I am reading the John Lee's Introduction to Riemannian manifolds, proof of proposition 11.3. and stuck at some statement. I think that it is first time to see this kind of pattern (?) ..
Proposition 11.3. Suppose $(M,g)$ is a Riemannian manifold, $U\subseteq M$ is a normal neighborhood of $p\in M$, and $r$ is the radial distance function on $U$. Then $g$ has constant sectional curvature $c$ on $U$ if and only if the following formula holds at all points of $U – \{p\}$ :
$$ \mathcal{H}_r = \frac{s_c'(r)}{s_c(r)}\pi_r, \tag{11.6}$$
where $s_c$ is defined by $(10.8)$, and for each $q\in U-\{p\}$, $\pi_r : T_qM \to T_qM$ is the orthogonal projection onto the tangent space of the level set of $r$ (equivalently, onto the orthogonal complement of $\partial|_q$).
Proof. $ \Rightarrow)$ (Omitted..) We accept this direction.
$ \Leftarrow)$ Conversely, suppose $\mathcal{H}_r$ is given by $(11.6)$. Let $\gamma$ be a radial geodesic starting at $p$, and let $J$ be a normal Jacobi field along $\gamma$ that vanishes at $t=0$. By Proposition 11.2, $D_tJ(t) = \mathcal{H}_rJ(t)=s_c'(t)J(t)/s_c(t)$. A straightforward computation then shows that $s_c(t)^{-1}J(t)$ is parallel along $\gamma$. Thus we can write every such Jacobi field in the form $J(t)=ks_c(t)E(t)$ for some constant $k$ and some parallel unit normal vector field $E$ along $\gamma$. Proceeding exactly as in the proof of Theorem $10.14$, we conclude that $g$ is given by formula $(10.17)$ in these coordinates, and therefore has constant sectional curvature $c$. QED.

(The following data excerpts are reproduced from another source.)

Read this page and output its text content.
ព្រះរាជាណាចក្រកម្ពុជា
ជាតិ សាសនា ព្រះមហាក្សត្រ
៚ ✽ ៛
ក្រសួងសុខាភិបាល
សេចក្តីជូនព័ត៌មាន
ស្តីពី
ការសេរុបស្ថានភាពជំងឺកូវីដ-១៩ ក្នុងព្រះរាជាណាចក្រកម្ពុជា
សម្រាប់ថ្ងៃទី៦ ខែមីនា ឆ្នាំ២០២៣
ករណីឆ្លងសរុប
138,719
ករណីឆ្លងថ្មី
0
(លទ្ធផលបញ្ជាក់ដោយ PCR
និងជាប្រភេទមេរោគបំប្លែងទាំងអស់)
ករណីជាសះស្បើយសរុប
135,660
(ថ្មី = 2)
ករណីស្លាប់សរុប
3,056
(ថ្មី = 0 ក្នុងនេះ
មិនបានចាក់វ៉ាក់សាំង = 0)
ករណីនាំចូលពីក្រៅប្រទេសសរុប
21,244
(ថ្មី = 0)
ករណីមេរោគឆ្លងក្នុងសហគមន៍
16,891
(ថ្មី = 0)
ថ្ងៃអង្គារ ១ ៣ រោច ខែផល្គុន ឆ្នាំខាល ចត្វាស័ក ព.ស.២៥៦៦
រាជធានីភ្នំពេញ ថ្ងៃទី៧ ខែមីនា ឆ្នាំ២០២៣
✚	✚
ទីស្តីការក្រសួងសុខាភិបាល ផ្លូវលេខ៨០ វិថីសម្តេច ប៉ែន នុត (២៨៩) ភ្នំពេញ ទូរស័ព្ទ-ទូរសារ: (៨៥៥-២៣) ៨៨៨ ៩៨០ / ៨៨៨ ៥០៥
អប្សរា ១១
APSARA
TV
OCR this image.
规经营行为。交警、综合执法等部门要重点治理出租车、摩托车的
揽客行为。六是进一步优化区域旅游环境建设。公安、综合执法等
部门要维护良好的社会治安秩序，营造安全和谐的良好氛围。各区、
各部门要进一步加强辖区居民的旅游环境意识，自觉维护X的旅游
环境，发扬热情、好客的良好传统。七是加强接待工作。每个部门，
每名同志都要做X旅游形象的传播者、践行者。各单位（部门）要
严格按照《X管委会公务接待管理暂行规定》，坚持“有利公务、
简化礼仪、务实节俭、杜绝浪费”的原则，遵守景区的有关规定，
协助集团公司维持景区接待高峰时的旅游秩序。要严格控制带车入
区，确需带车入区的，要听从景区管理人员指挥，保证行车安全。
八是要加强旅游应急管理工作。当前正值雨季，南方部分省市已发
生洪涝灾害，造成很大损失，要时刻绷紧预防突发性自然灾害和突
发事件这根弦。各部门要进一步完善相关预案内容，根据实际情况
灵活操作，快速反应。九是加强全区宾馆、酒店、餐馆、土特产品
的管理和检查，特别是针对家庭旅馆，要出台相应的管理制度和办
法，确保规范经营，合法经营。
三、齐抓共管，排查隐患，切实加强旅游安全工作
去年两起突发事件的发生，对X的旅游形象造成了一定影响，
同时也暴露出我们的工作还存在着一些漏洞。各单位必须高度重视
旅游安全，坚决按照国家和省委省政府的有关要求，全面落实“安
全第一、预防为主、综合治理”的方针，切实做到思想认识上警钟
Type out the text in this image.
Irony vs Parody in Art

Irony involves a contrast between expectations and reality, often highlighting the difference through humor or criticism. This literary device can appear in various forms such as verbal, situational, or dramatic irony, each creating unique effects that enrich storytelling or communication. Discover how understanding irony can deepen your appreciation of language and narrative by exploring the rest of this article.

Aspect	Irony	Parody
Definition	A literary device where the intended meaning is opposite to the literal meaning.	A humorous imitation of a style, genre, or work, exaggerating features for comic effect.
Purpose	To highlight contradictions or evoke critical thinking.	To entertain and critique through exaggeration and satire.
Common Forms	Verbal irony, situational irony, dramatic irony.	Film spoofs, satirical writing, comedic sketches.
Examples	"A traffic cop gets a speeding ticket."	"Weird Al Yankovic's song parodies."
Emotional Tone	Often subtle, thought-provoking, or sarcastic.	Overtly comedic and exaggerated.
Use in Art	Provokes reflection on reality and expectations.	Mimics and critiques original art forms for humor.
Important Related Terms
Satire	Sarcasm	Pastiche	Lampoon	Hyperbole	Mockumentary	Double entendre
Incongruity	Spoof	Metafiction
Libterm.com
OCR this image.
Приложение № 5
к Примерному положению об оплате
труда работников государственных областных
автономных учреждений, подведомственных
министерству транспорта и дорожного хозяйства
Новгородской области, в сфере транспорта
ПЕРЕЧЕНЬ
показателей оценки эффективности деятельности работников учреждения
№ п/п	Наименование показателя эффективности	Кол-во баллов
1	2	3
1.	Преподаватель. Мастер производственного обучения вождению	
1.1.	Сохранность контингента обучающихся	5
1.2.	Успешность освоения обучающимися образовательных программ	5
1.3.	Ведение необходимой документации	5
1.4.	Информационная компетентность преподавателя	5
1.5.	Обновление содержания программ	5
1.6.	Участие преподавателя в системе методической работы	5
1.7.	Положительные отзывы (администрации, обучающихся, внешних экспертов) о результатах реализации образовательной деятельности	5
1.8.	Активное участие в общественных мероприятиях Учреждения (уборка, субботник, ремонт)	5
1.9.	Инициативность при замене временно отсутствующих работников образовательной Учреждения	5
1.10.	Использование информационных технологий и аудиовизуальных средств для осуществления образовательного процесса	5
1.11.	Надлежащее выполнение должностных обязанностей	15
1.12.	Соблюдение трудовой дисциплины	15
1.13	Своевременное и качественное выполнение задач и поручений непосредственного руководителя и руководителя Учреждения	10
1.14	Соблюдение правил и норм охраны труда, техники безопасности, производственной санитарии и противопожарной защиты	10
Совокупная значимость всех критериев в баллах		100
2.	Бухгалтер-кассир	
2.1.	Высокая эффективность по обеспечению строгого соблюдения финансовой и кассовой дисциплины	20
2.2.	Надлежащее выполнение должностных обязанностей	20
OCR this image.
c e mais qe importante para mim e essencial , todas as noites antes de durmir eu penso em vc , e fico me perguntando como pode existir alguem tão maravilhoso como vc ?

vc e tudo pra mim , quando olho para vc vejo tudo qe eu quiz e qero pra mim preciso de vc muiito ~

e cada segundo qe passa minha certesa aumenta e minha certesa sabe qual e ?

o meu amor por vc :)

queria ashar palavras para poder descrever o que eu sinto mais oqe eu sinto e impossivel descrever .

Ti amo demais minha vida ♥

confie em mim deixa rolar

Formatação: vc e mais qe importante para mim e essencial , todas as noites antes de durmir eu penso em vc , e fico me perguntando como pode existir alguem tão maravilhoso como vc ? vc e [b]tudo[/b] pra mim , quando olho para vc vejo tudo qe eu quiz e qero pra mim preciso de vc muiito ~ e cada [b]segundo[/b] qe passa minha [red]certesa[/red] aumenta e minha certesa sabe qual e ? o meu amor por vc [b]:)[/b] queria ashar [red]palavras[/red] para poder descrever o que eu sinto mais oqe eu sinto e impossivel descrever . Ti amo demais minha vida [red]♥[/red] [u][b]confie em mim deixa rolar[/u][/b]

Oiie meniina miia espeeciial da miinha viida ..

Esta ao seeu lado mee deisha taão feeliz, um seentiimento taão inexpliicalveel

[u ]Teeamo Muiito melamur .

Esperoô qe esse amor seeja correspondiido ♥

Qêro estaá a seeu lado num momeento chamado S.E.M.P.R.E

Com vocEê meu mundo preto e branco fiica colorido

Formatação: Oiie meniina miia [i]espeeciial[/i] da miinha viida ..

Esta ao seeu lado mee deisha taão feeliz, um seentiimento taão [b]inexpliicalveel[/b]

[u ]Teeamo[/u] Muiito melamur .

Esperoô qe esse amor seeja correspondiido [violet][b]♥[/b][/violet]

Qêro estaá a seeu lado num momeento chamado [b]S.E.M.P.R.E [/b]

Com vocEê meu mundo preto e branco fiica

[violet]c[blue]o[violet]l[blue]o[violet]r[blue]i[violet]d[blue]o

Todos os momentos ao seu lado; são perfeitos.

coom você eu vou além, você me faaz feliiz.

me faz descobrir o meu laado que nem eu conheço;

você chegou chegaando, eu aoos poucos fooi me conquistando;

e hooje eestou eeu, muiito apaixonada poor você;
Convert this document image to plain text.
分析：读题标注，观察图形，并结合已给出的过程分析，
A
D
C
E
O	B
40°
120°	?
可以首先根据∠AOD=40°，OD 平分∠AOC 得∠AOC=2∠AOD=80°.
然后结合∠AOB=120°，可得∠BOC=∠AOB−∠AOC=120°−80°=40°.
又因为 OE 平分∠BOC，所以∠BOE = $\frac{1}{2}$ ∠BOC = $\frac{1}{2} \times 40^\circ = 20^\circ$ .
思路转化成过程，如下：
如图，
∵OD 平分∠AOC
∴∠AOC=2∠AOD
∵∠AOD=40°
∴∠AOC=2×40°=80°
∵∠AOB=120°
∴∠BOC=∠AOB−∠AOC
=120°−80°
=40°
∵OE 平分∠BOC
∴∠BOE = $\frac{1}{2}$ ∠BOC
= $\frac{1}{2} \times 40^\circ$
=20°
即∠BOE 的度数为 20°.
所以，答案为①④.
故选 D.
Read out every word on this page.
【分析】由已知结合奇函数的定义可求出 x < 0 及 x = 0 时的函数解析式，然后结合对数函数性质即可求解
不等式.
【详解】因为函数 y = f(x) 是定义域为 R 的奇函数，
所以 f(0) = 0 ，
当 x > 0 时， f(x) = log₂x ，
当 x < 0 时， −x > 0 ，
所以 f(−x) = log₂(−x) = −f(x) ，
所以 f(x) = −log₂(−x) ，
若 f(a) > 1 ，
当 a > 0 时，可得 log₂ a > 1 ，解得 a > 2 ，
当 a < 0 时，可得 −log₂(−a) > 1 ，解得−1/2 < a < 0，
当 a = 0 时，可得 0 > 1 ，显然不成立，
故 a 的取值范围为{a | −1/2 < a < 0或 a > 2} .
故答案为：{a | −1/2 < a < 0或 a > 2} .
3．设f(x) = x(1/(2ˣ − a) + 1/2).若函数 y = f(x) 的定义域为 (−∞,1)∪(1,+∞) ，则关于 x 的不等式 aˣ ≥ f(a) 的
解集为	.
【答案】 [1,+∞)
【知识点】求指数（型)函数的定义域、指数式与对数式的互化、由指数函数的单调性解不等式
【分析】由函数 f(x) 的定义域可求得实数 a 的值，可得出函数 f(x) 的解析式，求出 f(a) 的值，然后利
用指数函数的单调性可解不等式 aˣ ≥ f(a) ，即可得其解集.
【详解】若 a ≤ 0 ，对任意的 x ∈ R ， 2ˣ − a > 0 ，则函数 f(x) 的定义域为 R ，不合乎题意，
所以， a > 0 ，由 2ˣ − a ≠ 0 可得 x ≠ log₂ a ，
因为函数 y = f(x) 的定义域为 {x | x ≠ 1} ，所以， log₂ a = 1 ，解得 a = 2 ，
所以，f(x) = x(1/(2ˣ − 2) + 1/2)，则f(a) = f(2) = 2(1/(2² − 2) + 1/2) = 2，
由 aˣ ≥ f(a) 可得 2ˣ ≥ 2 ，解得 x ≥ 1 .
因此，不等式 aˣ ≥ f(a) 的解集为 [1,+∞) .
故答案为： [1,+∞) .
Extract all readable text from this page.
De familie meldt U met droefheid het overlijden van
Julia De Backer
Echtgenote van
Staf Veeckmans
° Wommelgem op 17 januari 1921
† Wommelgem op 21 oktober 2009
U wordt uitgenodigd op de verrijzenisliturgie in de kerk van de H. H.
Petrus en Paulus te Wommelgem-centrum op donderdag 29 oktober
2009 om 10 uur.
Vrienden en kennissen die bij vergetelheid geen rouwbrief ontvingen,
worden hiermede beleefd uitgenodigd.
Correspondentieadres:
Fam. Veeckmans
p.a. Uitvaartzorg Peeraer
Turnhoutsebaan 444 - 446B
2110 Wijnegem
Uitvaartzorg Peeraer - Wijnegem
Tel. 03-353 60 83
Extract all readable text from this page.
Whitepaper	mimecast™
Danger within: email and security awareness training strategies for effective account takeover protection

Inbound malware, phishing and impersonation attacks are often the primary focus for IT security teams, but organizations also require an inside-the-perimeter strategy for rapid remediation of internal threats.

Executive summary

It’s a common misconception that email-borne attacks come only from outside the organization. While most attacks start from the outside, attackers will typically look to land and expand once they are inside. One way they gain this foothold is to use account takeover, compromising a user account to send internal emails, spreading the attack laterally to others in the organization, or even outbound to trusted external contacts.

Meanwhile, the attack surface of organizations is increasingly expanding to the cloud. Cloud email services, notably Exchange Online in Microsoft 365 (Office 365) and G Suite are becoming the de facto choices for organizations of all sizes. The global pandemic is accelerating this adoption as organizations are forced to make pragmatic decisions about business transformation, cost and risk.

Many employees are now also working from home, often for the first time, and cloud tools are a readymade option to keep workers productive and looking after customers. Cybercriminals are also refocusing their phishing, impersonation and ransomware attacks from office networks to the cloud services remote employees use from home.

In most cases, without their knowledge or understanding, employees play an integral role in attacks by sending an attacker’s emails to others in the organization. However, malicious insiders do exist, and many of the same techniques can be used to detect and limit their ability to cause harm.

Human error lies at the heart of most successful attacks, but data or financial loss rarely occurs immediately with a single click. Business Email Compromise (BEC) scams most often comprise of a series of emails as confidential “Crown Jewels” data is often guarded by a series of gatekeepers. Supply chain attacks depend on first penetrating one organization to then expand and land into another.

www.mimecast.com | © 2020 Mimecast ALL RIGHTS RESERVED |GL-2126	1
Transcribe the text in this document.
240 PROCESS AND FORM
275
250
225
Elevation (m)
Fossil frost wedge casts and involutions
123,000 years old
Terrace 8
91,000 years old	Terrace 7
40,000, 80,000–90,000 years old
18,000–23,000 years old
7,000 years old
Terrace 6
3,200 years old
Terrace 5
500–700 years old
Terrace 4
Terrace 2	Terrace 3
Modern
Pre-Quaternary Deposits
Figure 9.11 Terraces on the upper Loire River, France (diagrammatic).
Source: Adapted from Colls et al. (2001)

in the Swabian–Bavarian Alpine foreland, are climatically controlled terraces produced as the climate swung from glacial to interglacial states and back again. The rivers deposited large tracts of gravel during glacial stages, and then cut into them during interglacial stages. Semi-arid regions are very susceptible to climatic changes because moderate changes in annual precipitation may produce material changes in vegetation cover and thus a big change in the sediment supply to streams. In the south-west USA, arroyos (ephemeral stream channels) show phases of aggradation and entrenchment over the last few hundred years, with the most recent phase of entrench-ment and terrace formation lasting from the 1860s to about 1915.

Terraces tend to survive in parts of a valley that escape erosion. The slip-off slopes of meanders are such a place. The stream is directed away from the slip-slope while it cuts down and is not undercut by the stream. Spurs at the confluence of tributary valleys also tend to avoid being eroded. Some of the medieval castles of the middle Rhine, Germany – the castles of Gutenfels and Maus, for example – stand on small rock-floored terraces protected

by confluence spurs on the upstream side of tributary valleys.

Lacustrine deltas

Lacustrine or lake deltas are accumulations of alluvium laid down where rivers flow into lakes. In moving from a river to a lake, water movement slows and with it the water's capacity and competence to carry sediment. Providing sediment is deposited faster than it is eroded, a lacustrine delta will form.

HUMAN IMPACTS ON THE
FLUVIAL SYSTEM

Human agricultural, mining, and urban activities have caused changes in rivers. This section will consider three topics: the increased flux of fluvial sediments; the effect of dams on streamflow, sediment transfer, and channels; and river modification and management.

If needed, I will upload more information about involving notations, theorems etc.. more in detail. I don't understand the bold statement. How can we find such constant $k$ and parallel unit normal $E$ along $\gamma$? It seems like it could work, but I'm not sure how can we find that precisely
Can anyone help?
Best Answer
The vector field $V(t) = s_c(t)^{-1}J(t)$ satisfies $D_t V(t) = 0$ (this is the definition of being parallel along the underlying geodesic). In particular, it has constant norm: indeed, $\frac{d}{dt}\|V(t)\|^2 = 2 \langle D_tV(t),V(t)\rangle = 0$. Let $k = \|V(t)\|\geqslant 0$ be this constant, and assume that $k >0$. Define $E(t) = \frac{1}{k}V(t)$, which is then a unit vector field, parallel along the underlying geodesic. Then by definition, $V(t) = kE(t)$. This is still true if $k = 0$. Hence, $J(t) = ks_c(t)E(t)$ for some constant $k \geqslant 0$ and $E(t)$ unit parallel vector field along the underlying geodesic.